Humboldt chose a different path, keeping football and adding women’s soccer and rowing. The rowing team was honored at halftime against Colorado Mesa after winning its first national championship this year.
With the nearest metropolitan area, the San Francisco Bay region, more than five hours away, Humboldt’s leaders have stuck with football, in part, to give residents behind the Redwood Curtain something to cheer. Arcata’s population barely tops 17,000 when school is in session.
Skip ahead five years, and it’s now becoming clear to Humboldt State why its neighbors dropped football, because there’s now a chance Humboldt State may do the same.
Facing a budget shortfall up to the “$1 million range”, there is talk around the program about temporarily dropping or all out eliminating football, as soon as this current season ends in November. From a recent column in the Eureka Times-Standard:
According to multiple sources, HSU athletic director Duncan Robins, in two separate meetings with Humboldt State football boosters and supporters, plans on either placing the program in a two-year moratorium, or cancelling the program all together once the season ends in mid-November.
“One thing I took from that meeting was that even though we were having these meetings, the administrators had already made their mind up that football was going away,” said former HSU linebacker and current Eureka High School assistant coach Ray Watson. “It was just the vibe that we all got.”
Interim athletics director Duncan Robins address the possibility head on with KIEM-TV.
This isn’t a case of a university looking for a reason to cut a struggling program. Humboldt State won the Great Northwest Conference in 2011 and 2015. The university commissioned a study in January that read in part:
“Athletics can be a platform to share the ‘story’ of many of the other great programs on campus and yet if we eliminate sports we eliminate the ‘front porch.’ The opportunity to recruit a diverse population of students who might not otherwise attend HSU could also be lost.”
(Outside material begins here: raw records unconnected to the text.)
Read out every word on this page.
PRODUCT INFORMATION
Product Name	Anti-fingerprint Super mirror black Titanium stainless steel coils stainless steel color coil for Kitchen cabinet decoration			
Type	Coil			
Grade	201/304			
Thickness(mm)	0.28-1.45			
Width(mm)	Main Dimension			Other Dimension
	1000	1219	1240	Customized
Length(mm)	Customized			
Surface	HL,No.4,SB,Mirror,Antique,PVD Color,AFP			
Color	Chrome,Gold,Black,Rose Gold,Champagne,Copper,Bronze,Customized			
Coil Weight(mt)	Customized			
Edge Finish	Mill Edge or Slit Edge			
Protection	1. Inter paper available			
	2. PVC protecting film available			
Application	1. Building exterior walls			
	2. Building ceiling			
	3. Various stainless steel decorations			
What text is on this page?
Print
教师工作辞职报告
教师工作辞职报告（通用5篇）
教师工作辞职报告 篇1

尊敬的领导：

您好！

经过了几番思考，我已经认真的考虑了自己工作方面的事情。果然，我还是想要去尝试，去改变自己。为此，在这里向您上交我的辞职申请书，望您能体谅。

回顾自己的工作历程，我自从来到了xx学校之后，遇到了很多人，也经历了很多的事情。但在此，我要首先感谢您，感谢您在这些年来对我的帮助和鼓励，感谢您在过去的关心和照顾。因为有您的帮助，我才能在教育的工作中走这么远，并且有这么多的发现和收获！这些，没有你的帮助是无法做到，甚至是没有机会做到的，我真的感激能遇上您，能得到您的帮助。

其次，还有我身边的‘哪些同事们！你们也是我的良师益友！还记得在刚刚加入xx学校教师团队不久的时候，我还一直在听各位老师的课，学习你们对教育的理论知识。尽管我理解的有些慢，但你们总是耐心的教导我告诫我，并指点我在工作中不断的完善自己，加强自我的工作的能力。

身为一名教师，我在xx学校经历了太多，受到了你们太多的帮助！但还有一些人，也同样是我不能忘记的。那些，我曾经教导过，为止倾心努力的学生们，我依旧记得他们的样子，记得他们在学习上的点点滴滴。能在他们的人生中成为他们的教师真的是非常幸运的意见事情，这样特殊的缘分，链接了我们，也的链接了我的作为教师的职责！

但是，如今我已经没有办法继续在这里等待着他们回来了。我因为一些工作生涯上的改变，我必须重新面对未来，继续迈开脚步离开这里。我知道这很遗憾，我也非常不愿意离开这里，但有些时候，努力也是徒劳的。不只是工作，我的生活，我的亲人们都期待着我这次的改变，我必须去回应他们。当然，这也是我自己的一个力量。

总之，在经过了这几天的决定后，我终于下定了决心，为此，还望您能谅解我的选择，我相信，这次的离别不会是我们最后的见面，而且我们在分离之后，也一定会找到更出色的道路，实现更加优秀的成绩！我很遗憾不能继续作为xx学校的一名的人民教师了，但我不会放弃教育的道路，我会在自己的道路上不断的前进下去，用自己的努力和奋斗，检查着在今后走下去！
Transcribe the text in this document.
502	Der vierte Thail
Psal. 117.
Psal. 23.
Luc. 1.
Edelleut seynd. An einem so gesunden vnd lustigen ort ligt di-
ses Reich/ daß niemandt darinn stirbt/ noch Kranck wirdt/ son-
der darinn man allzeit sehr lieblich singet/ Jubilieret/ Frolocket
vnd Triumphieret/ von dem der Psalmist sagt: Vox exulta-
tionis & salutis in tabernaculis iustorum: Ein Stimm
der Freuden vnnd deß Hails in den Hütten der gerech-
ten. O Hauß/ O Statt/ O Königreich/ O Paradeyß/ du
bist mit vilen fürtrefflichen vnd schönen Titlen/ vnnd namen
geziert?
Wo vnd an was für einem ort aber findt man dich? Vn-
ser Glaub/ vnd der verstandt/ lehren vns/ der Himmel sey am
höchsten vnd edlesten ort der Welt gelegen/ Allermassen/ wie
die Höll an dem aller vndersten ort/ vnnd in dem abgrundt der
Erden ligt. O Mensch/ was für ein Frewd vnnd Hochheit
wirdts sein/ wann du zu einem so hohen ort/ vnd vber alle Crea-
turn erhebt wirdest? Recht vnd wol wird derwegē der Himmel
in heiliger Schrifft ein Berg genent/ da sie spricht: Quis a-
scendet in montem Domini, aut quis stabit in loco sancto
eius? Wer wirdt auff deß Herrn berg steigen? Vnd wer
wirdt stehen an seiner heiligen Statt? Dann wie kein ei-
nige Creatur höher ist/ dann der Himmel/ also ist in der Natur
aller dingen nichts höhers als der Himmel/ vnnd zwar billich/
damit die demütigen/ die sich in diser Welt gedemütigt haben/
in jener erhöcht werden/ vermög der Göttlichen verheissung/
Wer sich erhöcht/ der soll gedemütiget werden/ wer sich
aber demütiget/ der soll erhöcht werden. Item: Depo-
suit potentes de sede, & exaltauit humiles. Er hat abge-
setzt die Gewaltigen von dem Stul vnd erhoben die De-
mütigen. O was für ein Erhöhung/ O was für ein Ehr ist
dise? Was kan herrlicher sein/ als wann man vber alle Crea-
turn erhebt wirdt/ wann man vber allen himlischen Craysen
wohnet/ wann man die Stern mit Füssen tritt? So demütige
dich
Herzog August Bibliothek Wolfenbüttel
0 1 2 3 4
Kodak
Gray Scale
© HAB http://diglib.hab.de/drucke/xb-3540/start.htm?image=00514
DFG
But, still, short of coming up with the required cash, there are no easy answers. Humboldt State is located in Arcata, Calif., Humboldt State is hemmed in between the Pacific Ocean and the so-called Redwood Curtain — there is a reason the school’s nickname is the Lumberjacks, after all — in between the Bay Area and the Oregon border. Switching conferences or dropping down to Division III could actually increase costs when accounting for the additional travel such a move would require.
All the uncertainty has taken a toll on program morale.
“Simply because we don’t know what’s going on,” head football coach Rob Smith said. “We don’t know where we’re going to move. I’m going to have a 100 percent turnover of coaches from last year to this year. And I’ve never had that. They’re concerned with the direction we’re moving. It creates a significant challenge.”
The Lumberjacks’ final scheduled game is Nov. 11, a home game against Central Washington. And if this is the program’s final season, the team hasn’t showed any ill-effects on the field. The Lumberjacks opened the season with a 30-19 win at No. 8 Azusa Pacific.